5 April 2005

Foie pas

by Matt Rubinstein at 7:13 am

This is interesting: the New York Times reports that famed chef Charlie Trotter—whose very name has become synonymous with pig’s feet—has stopped serving foie gras, on ethical grounds. And that’s not all:

He says he stopped serving it about three years ago, after becoming unnerved at the sight of farm ducks being tube-fed into obesity. He kept quiet about it, but the conspicuous absence of foie gras from his menus led to rumors in the restaurant world, and he was outed last Tuesday in The Chicago Tribune.

Don’t be frightened, foodies, but this may be a trend – another example of how far the animal-rights cause has come in from the fringe. Gov. Arnold Schwarzenegger last year banned the production or sale of foie gras in California. (The law takes effect in 2012, to give the state’s tiny foie gras industry – basically, a guy in Sonoma named Guillermo – time to adjust.) A similar bill has been introduced in New York, the country’s only other foie gras producer.

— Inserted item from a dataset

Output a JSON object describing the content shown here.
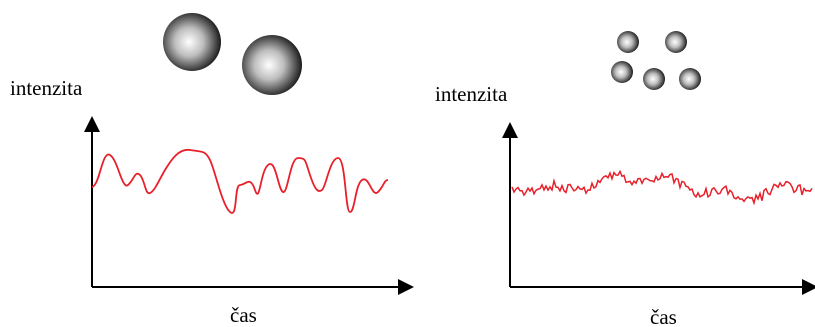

Even if you don’t think modern farming practices are appalling, that lobsters like being boiled, or anything like that—foie gras is a bit gross. Other chefs are calling Trotter hypocritical, since he’s still getting rich off cookbooks bulging with gras. But the Times says leave him alone:

Fine cooking is fine art, and Mr. Trotter should feel free to use whatever materials he likes. He says foie gras is cruel, but he could have also called it boring – a cliché slurped by too many diners who, we suspect, would swoon just as easily over the velvety succulence of Spam or schmaltz on rye, if they were prohibitively priced and listed on the menu in French. By spurning an easy fix of fancy fat, Mr. Trotter is simply making his job a bit harder, and this man-eat-duck world a slightly kinder place. There is much to admire in that.

And much to admire in an article that finds velvety succulence in Spam, remembers the original meaning of “schmaltz”, and uses them both in the same clause. All the news that’s fit to print!